Should I tell my bf I own a house?

“The thought of having to pay for both our lives forever is weighing on him”

Is he REALLY paying for your life though? You said you pay for your rent and basic expenses. So if he’s paying to go on dates, he isn’t supporting you or paying for your life, he is treating you so you can enjoy what he likes to do: eating at restaurants (expensive!!!!).

I personally do not like eating at restaurants on a regular basis because it’s way too expensive and cooking is easy and fun to do. If I was with a guy who started to act all high and mighty about taking me out to eat when HE is the one who loves to go out to eat, at this point in my life I would definitely break up with him. But that’s because I have already experienced that pattern in my first/only relationship. I did not want to buy as much restaurant food, but my ex-boyfriend did. He loved eating luxurious multi-course dinners with drinks, at the restaurant AND also take-out orders. I made it clear it wasn’t necessary to me at all and that I like simple home cooked meals.

Guess what happened at the end of the relationship? He super dramatically shouted at me “I spent $50,000 on this relationship!!!!!” Which is first of all NOT true at all, we barely did any big trips/events and my stupid ass paid for more than half of those events entirely. The only time he paid for anything was when it benefited him or if he wanted it. For instance events related to football or events where his friends would also be. Other trips that I set up just for us were completely paid for by me.

When my ex told me he “spent $50,000”, he was acting like going out to eat had bankrupted him, and I was to blame. Meanwhile, I didn’t even want to go out to eat, I wanted to save money and eat simple - I was ALWAYS saying “let’s just cook”. And yet when the relationship was over, he blamed everything on me.

By pushing the blame onto me, my ex was controlling the narrative around our relationship. By acting like I was some gold digger who spent his money (my family is wealthier than his so not remotely true), he was able to convince himself that I really was responsible for him being so irresponsible with his money all the time.

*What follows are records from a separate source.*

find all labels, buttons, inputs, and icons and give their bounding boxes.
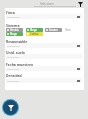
button[interactable]: Secano [45,28,62,32]
staticText: Seleccione [7,15,20,18]
staticText: Otro [65,28,71,32]
staticText: Densidad [6,73,22,78]
button[interactable]: Seleccione [6,78,82,83]
staticText: Riego [10,32,17,36]
staticText: Seleccione [7,79,20,82]
staticText: Riego [30,28,37,32]
staticText: Unid. suelo [6,50,25,55]
staticText: Seleccione [7,44,20,47]
staticText: Fecha muestreo [6,62,34,67]
button[interactable]: Riego [26,28,43,32]
staticText: Seleccione [7,67,20,70]
button[interactable]: Seleccione [6,14,82,19]
button[interactable]: Seleccione [6,66,82,71]
staticText: Finca [6,10,15,15]
staticText: Secano [49,28,58,32]
staticText: Sin sist. [10,28,20,32]
button[interactable]: Sin sist. [6,28,23,32]
button[interactable]: Cultivo [26,32,43,36]
button[interactable]: Seleccione [6,54,82,59]
staticText: Sistema [6,23,20,28]
staticText: Seleccione [7,55,20,58]
button[interactable]: Filter [77,1,84,8]
button[interactable]: Seleccione [6,43,82,48]
staticText: Responsable [6,39,28,44]
button[interactable]: Riego [6,32,23,36]
button[interactable]: Apply filter [2,99,19,116]
staticText: Cultivo [30,32,39,36]
staticText: Seleccione [40,2,54,6]
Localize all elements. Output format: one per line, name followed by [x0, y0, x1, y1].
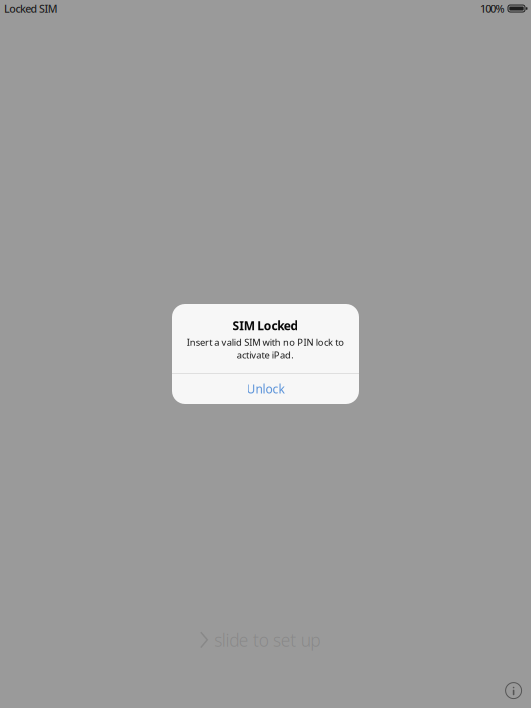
staticText: Locked SIM	[4, 1, 58, 16]
staticText: 100%	[480, 1, 504, 16]
staticText: activate iPad.	[237, 349, 294, 361]
button[interactable]: Info	[498, 675, 530, 707]
staticText: SIM Locked	[233, 318, 298, 333]
button[interactable]: Unlock	[172, 374, 359, 404]
staticText: Unlock	[246, 381, 284, 397]
staticText: Insert a valid SIM with no PIN lock to	[187, 336, 344, 348]
button[interactable]: slide to set up	[200, 629, 320, 651]
staticText: slide to set up	[214, 628, 320, 652]
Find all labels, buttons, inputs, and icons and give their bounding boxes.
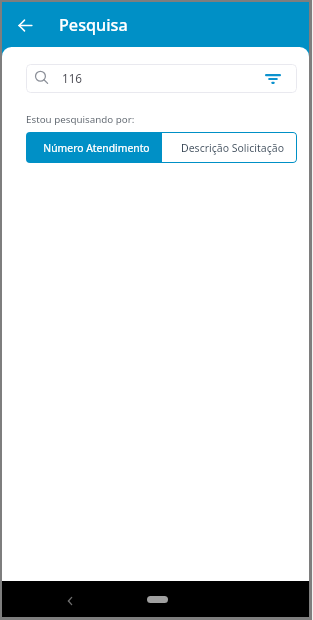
button[interactable]: Número Atendimento <box>26 132 161 163</box>
button[interactable]: Back <box>60 591 80 611</box>
button[interactable]: Back <box>10 10 40 40</box>
staticText: Número Atendimento <box>43 141 150 155</box>
staticText: Descrição Solicitação <box>181 141 284 155</box>
button[interactable]: Home <box>147 596 168 603</box>
staticText: Pesquisa <box>59 14 128 36</box>
staticText: Estou pesquisando por: <box>26 113 135 126</box>
button[interactable]: Filter <box>263 69 283 89</box>
button[interactable]: Descrição Solicitação <box>161 132 297 163</box>
button[interactable]: 116 <box>26 64 297 93</box>
staticText: 116 <box>62 70 83 86</box>
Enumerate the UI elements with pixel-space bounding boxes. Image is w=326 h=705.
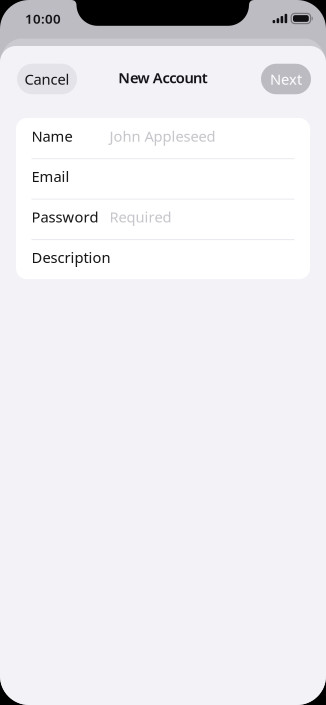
staticText: Description [32, 248, 110, 267]
button[interactable]: Description [16, 239, 310, 279]
staticText: Required [110, 207, 172, 227]
button[interactable]: Cancel [17, 64, 77, 94]
button[interactable]: Email [16, 158, 310, 199]
staticText: John Appleseed [110, 126, 216, 146]
staticText: Email [32, 167, 70, 186]
button[interactable]: Password [16, 199, 310, 239]
staticText: Password [32, 207, 98, 227]
staticText: New Account [118, 68, 208, 87]
button[interactable]: Next [261, 64, 311, 94]
staticText: Next [270, 69, 302, 89]
staticText: Name [32, 126, 72, 146]
staticText: Cancel [24, 69, 70, 89]
button[interactable]: Name [16, 118, 310, 158]
staticText: 10:00 [25, 10, 61, 27]
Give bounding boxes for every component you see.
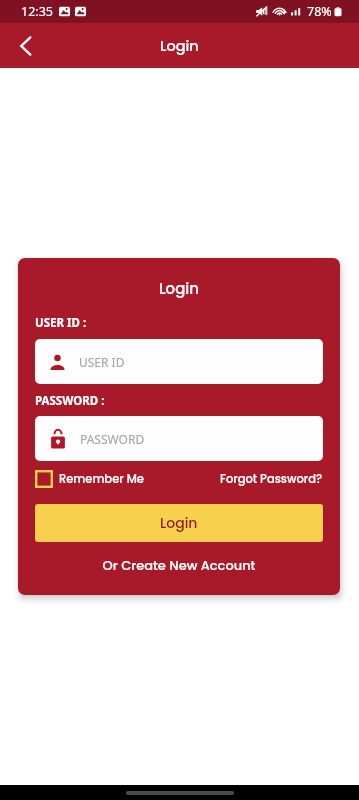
- staticText: USER ID :: [35, 315, 87, 331]
- staticText: Remember Me: [59, 471, 144, 487]
- staticText: USER ID: [79, 354, 125, 370]
- button[interactable]: Or Create New Account: [35, 556, 323, 574]
- button[interactable]: Login: [35, 504, 323, 542]
- staticText: PASSWORD: [80, 431, 145, 447]
- button[interactable]: USER ID: [35, 339, 323, 384]
- button[interactable]: PASSWORD: [35, 416, 323, 461]
- staticText: Login: [160, 513, 198, 533]
- staticText: PASSWORD :: [35, 393, 105, 409]
- staticText: Login: [160, 36, 199, 56]
- staticText: 78%: [307, 3, 332, 20]
- staticText: 12:35: [21, 3, 53, 20]
- button[interactable]: Forgot Password?: [220, 471, 323, 487]
- staticText: Login: [35, 278, 323, 299]
- button[interactable]: Back: [7, 28, 43, 64]
- button[interactable]: Remember Me: [35, 470, 144, 488]
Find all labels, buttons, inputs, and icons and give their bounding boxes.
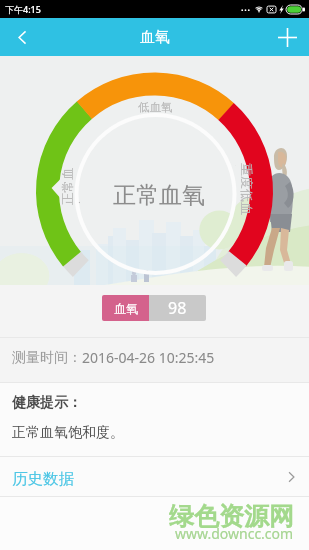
staticText: 血氧 [114,301,138,316]
button[interactable]: 历史数据 [0,457,309,496]
staticText: 低血氧 [138,100,173,114]
staticText: 正常血氧 [113,181,205,210]
staticText: www.downcc.com [175,524,294,543]
button[interactable]: Back [0,18,44,56]
button[interactable]: Add [265,18,309,56]
staticText: 下午4:15 [5,3,41,15]
button[interactable]: 血氧 [102,295,206,321]
staticText: 健康提示： [12,394,82,412]
staticText: 正常血氧 [60,165,80,205]
staticText: 血氧 [140,28,170,47]
staticText: 历史数据 [12,469,74,489]
staticText: 98 [168,297,187,319]
staticText: 正常血氧饱和度。 [12,424,124,442]
staticText: 测量时间： [12,349,82,367]
staticText: 2016-04-26 10:25:45 [82,348,215,367]
staticText: 绿色资源网 [169,501,294,532]
staticText: 重度低血氧 [235,163,255,215]
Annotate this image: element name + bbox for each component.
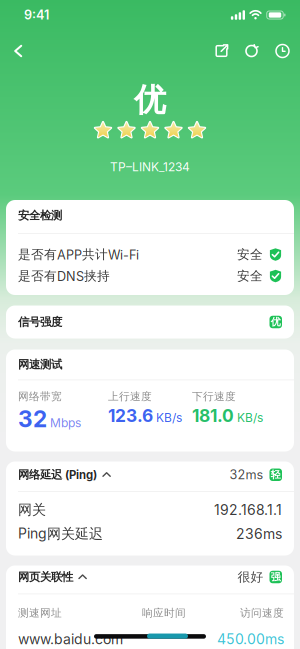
staticText: 下行速度 [192, 390, 236, 403]
staticText: 181.0 [192, 405, 234, 426]
staticText: 236ms [236, 525, 282, 542]
staticText: Ping网关延迟 [18, 525, 103, 543]
staticText: www.baidu.com [18, 631, 123, 648]
staticText: 9:41 [24, 7, 49, 23]
staticText: 上行速度 [108, 390, 152, 403]
staticText: 信号强度 [18, 315, 62, 329]
staticText: 是否有DNS挟持 [18, 268, 110, 284]
staticText: 网络带宽 [18, 390, 62, 403]
staticText: 测速网址 [18, 606, 62, 620]
staticText: 网关 [18, 501, 46, 519]
staticText: 网页关联性 [18, 570, 73, 584]
staticText: 32ms [230, 467, 264, 482]
staticText: 32 [18, 405, 47, 433]
staticText: 450.00ms [217, 631, 284, 648]
staticText: 是否有APP共计Wi-Fi [18, 247, 139, 263]
staticText: 优 [134, 80, 166, 120]
staticText: 安全 [237, 268, 263, 284]
staticText: 网速测试 [18, 357, 62, 372]
staticText: 访问速度 [240, 606, 284, 620]
staticText: KB/s [156, 410, 182, 425]
staticText: 123.6 [108, 405, 153, 426]
button[interactable]: TP–LINK_1234 [110, 160, 190, 174]
staticText: 轻 [271, 468, 281, 481]
button[interactable]: 网页关联性 [6, 566, 294, 594]
button[interactable]: Share [207, 36, 236, 66]
button[interactable]: History [267, 36, 300, 66]
staticText: 192.168.1.1 [214, 501, 282, 518]
button[interactable]: Refresh [236, 36, 267, 66]
staticText: KB/s [237, 410, 263, 425]
button[interactable]: 网络延迟 (Ping) [6, 462, 294, 491]
staticText: Mbps [50, 416, 81, 430]
staticText: 网络延迟 (Ping) [18, 468, 97, 482]
button[interactable]: Back [0, 36, 33, 66]
staticText: 响应时间 [142, 606, 186, 620]
staticText: 安全 [237, 247, 263, 263]
staticText: 很好 [238, 569, 264, 585]
staticText: TP–LINK_1234 [110, 160, 190, 174]
staticText: 强 [271, 571, 281, 583]
staticText: 优 [271, 316, 281, 328]
staticText: 安全检测 [18, 208, 62, 223]
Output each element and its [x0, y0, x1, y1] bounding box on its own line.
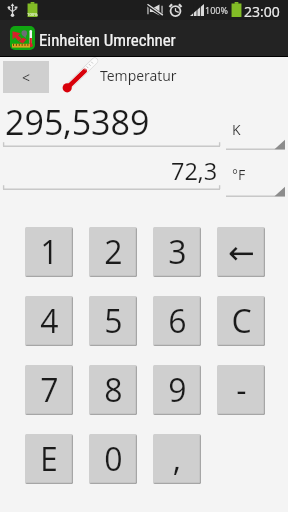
staticText: 295,5389 — [5, 99, 150, 145]
staticText: Einheiten Umrechner — [39, 30, 176, 50]
staticText: 72,3 — [171, 155, 218, 187]
button[interactable]: 6 — [153, 296, 201, 346]
staticText: Temperatur — [100, 66, 177, 85]
staticText: 9 — [168, 368, 187, 412]
staticText: 6 — [168, 299, 187, 343]
button[interactable]: C — [217, 296, 265, 346]
staticText: < — [22, 68, 31, 87]
button[interactable]: , — [153, 434, 201, 484]
button[interactable]: 5 — [89, 296, 137, 346]
button[interactable]: 4 — [25, 296, 73, 346]
staticText: 3 — [168, 230, 187, 274]
button[interactable]: E — [25, 434, 73, 484]
staticText: C — [231, 299, 252, 343]
staticText: 2 — [104, 230, 123, 274]
staticText: 100% — [27, 12, 38, 18]
staticText: 8 — [104, 368, 123, 412]
staticText: 5 — [104, 299, 123, 343]
button[interactable]: 7 — [25, 365, 73, 415]
button[interactable]: < — [3, 61, 49, 93]
staticText: 7 — [40, 368, 59, 412]
staticText: - — [236, 368, 247, 412]
staticText: 1 — [40, 230, 59, 274]
button[interactable]: 2 — [89, 227, 137, 277]
staticText: 100% — [205, 4, 228, 16]
staticText: 23:00 — [244, 2, 280, 21]
button[interactable]: 8 — [89, 365, 137, 415]
button[interactable]: 0 — [89, 434, 137, 484]
button[interactable]: 3 — [153, 227, 201, 277]
staticText: ← — [228, 234, 255, 271]
button[interactable]: 1 — [25, 227, 73, 277]
staticText: 0 — [104, 437, 123, 481]
staticText: 4 — [40, 299, 59, 343]
staticText: , — [173, 437, 181, 481]
staticText: E — [40, 437, 58, 481]
button[interactable]: ← — [217, 227, 265, 277]
staticText: °F — [232, 165, 246, 184]
button[interactable]: - — [217, 365, 265, 415]
button[interactable]: 9 — [153, 365, 201, 415]
staticText: K — [232, 120, 241, 139]
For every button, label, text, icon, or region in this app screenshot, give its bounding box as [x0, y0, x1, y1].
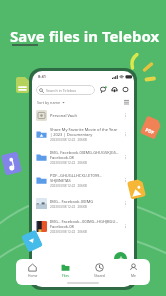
staticText: 2023/03/08 12:22 206KB [50, 184, 87, 188]
button[interactable]: Layout [122, 98, 130, 106]
staticText: Me [131, 273, 136, 277]
button[interactable]: More options [122, 177, 129, 184]
button[interactable]: Search in Telebox [36, 85, 95, 95]
button[interactable]: Personal Vault [32, 107, 134, 123]
button[interactable]: More options [122, 131, 129, 138]
button[interactable]: Files [49, 259, 82, 281]
button[interactable]: PDF--GHUGLLHCXU-ET099--SHJBNETAS [32, 169, 134, 192]
staticText: Save files in Telebox [10, 26, 160, 46]
staticText: 2023/03/08 12:22 206KB [50, 161, 87, 165]
staticText: Sort by name [37, 100, 60, 105]
button[interactable]: Share My Favorite Movie of the Year | 20… [32, 123, 134, 146]
staticText: Files [62, 273, 69, 277]
button[interactable]: Me [116, 259, 150, 281]
staticText: PDF--GHUGLLHCXU-ET099--SHJBNETAS [50, 173, 120, 183]
staticText: Share My Favorite Movie of the Year | 20… [50, 127, 120, 137]
button[interactable]: IMG- Facebook-00IMG-GHUG5KJG5--Facebook-… [32, 146, 134, 169]
button[interactable]: Notifications [98, 84, 109, 95]
button[interactable]: Shared [82, 259, 116, 281]
button[interactable]: More options [122, 154, 129, 161]
button[interactable]: Support [109, 84, 120, 95]
button[interactable]: IMG-- Facebook--00IMG--HGHJBGU--Facebook… [32, 215, 134, 238]
button[interactable]: IMG-- Facebook-00IMG [32, 192, 134, 215]
staticText: IMG-- Facebook-00IMG [50, 199, 94, 204]
button[interactable]: Sort by name [37, 100, 65, 105]
staticText: 8:41 [38, 74, 46, 79]
staticText: Shared [94, 273, 105, 277]
button[interactable]: Scan [120, 84, 131, 95]
staticText: 2023/03/08 12:22 206KB [50, 230, 87, 234]
button[interactable]: Home [16, 259, 49, 281]
staticText: 2023/03/08 12:22 206KB [50, 205, 87, 209]
button[interactable]: More options [122, 200, 129, 207]
button[interactable]: More options [122, 112, 129, 119]
staticText: Search in Telebox [46, 88, 77, 93]
button[interactable]: Add [114, 252, 127, 265]
button[interactable]: More options [122, 223, 129, 230]
staticText: PDF [145, 126, 155, 135]
staticText: 2023/03/08 12:22 206KB [50, 138, 87, 142]
staticText: Personal Vault [50, 113, 77, 118]
staticText: Home [28, 273, 38, 277]
staticText: IMG-- Facebook--00IMG--HGHJBGU--Facebook… [50, 219, 120, 229]
staticText: IMG- Facebook-00IMG-GHUG5KJG5--Facebook-… [50, 150, 120, 160]
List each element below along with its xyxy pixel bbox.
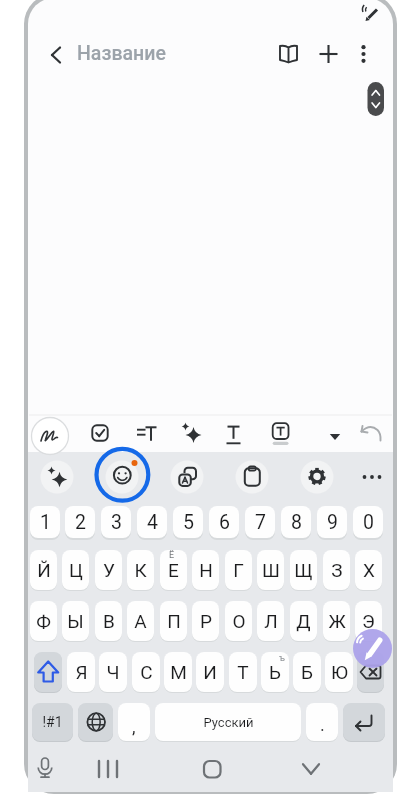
staticText: Ф	[36, 610, 51, 632]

From your story, I see your boyfriend trying to control you on a deep level. You have only been dating 7 months. This is no time to combine finances, no matter what age you are. Young, old, it doesn’t matter. Do NOT become financially intimate with him too soon. You should combine finances when you know him extremely well, when you are about to get married, and even then you should ALWAYS have your own source of income that he cannot access.

Money makes people weird. Controlling. Manipulative. Please be careful. 7 months is not that long to know someone and be dating. He could still reveal A LOT about his personality that might shock you. So far, he is already revealing that he views taking you out to eat - though he makes A LOT more than you do - as a burden, which it shouldn’t be. He isn’t supporting your entire life, he is treating you to meals which allow you to spend more time with him doing what HE likes to do… eating restaurant food.

I would say stop going out to eat point blank. Maybe go once a week. If you are already only going out once a week and he is complaining, you should leave him because he is trying to manipulate you.